ASHU
DREAMING ABOUT REALITY


Altra piccola perla che la piccola Ashu ha creato, a ispirazione di una scena che precedeva un breve racconto che stiamo scrivendo.
Me l'ha scritta davanti agli occhi, in diretta in MSN, e un tale elogio (beh, si, è un elogio) a un mio personaggio (Horton) mi ha riempito il cuore. Non per le lodi, ma per il semplice fatto che qualcuno vi ha speso parole oltre a me.
Grazie ancora, Ashu, mi commuovi.







È notte e Kevin è sdraiato nel suo letto. Strano che riesca a dormire. Le poche volte che lo fa, passa quasi un giorno tra le lenzuola, e non sogna quasi mai.
I suoi sogni, almeno quelli dei quali conserva, inutilmente, una memoria, sono popolati da elefanti fluorescenti, puttane gratuite e scopate da favola. I fiumi sono fatti di rhum o birra a seconda del momento, e i pollini di primavera - ma esiste la primavera a NY? - sono particelle di coca.
La sua testa gira come quando è ubriaco, ma non sono le pareti a girare e lui a rimanere fermo: girano all'unisono e tutto si compatta. Va a finire che il mondo nei sogni di Kevin è a tinte piatte come un quadro di Gauguin e tutto è un po' più storto.
Ma quella notte no. Quella notte a Kevin viene in mente un poliziotto stronzo che gli ha regalato - inconsapevolmente - quindici minuti di realtà dopo essersi bevuto la sua birra ed essersi preso la sua scorta di coca nascosta dentro al cesso.
Tre minuti di scopata e gli altri dodici di dolore ad ogni movimento. Quindici minuti di realismo per uno diviso tra due mondi. L'essere fatto e il dopo essersi fatti. La realtà non è contemplata. Una gita di un quarto di un quadrante dell'orologio. Si direbbe che è poco, invece per lui che giace tra le coperte è stato qualcosa di esaltante e straordinariamente lungo insieme.

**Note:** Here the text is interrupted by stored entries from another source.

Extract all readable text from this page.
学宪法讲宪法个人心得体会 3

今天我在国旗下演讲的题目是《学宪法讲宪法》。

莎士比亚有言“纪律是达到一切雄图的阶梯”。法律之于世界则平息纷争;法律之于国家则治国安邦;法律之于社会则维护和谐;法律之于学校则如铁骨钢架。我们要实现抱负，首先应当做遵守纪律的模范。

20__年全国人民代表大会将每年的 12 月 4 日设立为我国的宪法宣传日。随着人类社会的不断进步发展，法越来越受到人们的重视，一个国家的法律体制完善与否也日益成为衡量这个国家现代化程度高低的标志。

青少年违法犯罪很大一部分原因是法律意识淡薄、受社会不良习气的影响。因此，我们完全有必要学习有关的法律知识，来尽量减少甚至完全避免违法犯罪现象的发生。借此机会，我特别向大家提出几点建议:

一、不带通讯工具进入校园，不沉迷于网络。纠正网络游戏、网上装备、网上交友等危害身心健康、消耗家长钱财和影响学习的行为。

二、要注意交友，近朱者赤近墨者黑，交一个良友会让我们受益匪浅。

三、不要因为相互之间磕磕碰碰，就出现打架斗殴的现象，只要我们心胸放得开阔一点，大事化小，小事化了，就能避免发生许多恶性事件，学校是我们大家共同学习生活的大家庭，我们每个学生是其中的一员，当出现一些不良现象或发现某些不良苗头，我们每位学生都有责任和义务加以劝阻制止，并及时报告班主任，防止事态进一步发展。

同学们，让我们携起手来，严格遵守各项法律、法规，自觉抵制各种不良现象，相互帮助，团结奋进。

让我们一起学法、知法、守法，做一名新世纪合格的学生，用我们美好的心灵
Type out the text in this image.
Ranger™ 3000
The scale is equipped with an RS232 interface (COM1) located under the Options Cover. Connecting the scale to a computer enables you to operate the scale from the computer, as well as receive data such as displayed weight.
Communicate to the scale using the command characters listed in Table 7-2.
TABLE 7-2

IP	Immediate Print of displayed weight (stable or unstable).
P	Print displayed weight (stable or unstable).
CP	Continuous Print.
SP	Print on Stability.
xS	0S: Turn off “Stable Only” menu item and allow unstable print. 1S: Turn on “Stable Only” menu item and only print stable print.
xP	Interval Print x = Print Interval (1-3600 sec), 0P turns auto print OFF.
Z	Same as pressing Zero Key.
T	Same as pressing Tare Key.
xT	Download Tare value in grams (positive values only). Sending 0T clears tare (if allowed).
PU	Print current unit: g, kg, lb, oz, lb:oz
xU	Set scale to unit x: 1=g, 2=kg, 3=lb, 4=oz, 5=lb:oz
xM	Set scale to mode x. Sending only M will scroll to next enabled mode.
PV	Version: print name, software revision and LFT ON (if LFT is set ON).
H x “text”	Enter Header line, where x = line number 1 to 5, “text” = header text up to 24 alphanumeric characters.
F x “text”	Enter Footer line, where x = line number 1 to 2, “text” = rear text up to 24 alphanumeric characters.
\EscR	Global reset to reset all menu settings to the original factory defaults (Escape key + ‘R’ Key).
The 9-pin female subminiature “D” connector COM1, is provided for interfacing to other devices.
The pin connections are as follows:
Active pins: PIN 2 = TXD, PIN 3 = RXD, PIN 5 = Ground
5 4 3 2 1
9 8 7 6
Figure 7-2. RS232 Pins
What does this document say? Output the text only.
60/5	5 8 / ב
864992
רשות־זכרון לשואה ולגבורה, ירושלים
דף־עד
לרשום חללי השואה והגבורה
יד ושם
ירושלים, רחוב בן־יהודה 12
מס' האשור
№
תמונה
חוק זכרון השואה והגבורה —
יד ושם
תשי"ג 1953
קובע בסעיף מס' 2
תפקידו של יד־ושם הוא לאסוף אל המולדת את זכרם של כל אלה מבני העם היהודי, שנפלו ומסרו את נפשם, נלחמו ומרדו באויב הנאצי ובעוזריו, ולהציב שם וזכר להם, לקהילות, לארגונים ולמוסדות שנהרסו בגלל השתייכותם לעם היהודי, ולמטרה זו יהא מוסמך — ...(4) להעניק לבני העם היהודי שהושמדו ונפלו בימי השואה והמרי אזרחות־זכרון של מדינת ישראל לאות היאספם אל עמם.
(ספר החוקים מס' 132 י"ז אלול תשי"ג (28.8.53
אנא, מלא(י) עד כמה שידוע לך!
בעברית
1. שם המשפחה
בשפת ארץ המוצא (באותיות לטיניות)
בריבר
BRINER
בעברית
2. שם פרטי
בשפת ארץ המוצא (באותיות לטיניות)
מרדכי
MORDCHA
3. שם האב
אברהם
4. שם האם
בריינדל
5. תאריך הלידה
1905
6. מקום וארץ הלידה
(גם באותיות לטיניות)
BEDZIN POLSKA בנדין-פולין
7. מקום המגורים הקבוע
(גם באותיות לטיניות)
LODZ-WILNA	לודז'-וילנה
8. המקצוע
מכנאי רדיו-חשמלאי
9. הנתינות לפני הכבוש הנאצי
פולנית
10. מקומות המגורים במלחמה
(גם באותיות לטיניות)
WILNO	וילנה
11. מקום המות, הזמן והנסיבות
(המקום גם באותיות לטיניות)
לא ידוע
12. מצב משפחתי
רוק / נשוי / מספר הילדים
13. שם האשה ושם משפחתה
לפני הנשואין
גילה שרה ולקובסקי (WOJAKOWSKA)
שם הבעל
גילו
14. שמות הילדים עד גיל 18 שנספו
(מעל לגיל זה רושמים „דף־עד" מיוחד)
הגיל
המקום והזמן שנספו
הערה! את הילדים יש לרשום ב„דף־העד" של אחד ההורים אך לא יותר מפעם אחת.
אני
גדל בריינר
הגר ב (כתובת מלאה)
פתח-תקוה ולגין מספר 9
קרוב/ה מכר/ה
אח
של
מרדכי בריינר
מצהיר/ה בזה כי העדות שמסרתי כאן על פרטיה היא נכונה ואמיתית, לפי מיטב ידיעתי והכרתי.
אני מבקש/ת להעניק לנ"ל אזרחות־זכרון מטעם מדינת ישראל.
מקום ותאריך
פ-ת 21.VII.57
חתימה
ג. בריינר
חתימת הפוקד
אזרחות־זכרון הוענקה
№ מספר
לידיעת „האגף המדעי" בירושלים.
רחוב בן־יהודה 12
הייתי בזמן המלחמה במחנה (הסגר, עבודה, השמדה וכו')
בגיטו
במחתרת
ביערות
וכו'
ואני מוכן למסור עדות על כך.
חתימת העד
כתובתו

Kevin sogna la faccia affilata di Horton e il suo cazzo che lo penetra. Vede la faccia dello sbirro mentre lo scopa, e la coscienza non interviene a dirgli che è impossibile, dato che era piegato a novanta - gomiti e ginocchia sul materasso fuori posto dopo la perquisizione.
Risente il dolore. Un sogno troppo realistico per uno che visita la realtà raramente. Sente il cazzo di Horton che affonda e riesce, risente ancora il dolore acuto, e sotto quello, nascosto sotto livelli di bruciore e altre sensazioni non esattamente gradevoli, il piacere.
Nascosto come il simulacro di un dio irrappresentabile, incomprensibile ai più, eppure esistente per lui come l'artista che scolpì la statua celata.
I suoi occhi analizzano la scena, la testa si stacca idealmente dal suo corpo per comprendere meglio il significato dell'amplesso. E lo trova vuoto. Senza amore e cazzate affini, senza fronzoli come paroline dolci o vezzeggiativi cretini.
Per Kevin quelle cose potevano andare a fare in culo. Proprio come lui e il cazzo gommato di Horton. Lo trovo effimero. Futile. Lo trova PERFETTO.
La testa torna al suo posto, i suoi occhi tornano tutt'uno con i suoi bulbi oculari. Ripensa - ma si pensa, in un sogno?- ai capelli biondi del poliziotto, alle sue palpebre chiuse e alle rughe intorno agli occhi serrati. Alle vene evidenziate sulle tempie, e sente un gemito - sincero, che bisogno c'è di abbellire e prendersi in giro da soli, cadendo nel ridicolo dei gesti palesemente falsi?- di Horton. Poi, dopo l'orgasmo del poliziotto viene anche lui.
E dopo quel sonno agitato, quelle coperte aggrovigliate, quei ricordi venuti a galla e sputati dalla sua testa imbottita di droga come l’orifizio di una puttana fottuta dai clienti, dopo aver cambiato innumerevoli volte posizione, Kevin si sveglia. Il sole tramonta ancora, lo vede sulle finestre ai piani più alti del palazzo accanto al suo.
Ma non ha tempo per calcolare quante ore abbia dormito, quante volte Horton se lo sia trombato alla cavallina. Non ha mai fatto calcoli in vita sua e ora non è esattamente quello definito il momento adatto.
Ha un'erezione spaventosa tra le gambe, tanto da fargli male - ecco serviva un altro po' di realtà gratuita - e l'unico modo per tornare alla sua dimensione è preparare la polvere sul comodino, arrotolare una banconota, espirare piano e tirare forte, secco. Respirare la vita come vuole conoscerla, mentre l'altra mano va su e giù, al ricordo del sogno e della fottuta realtà.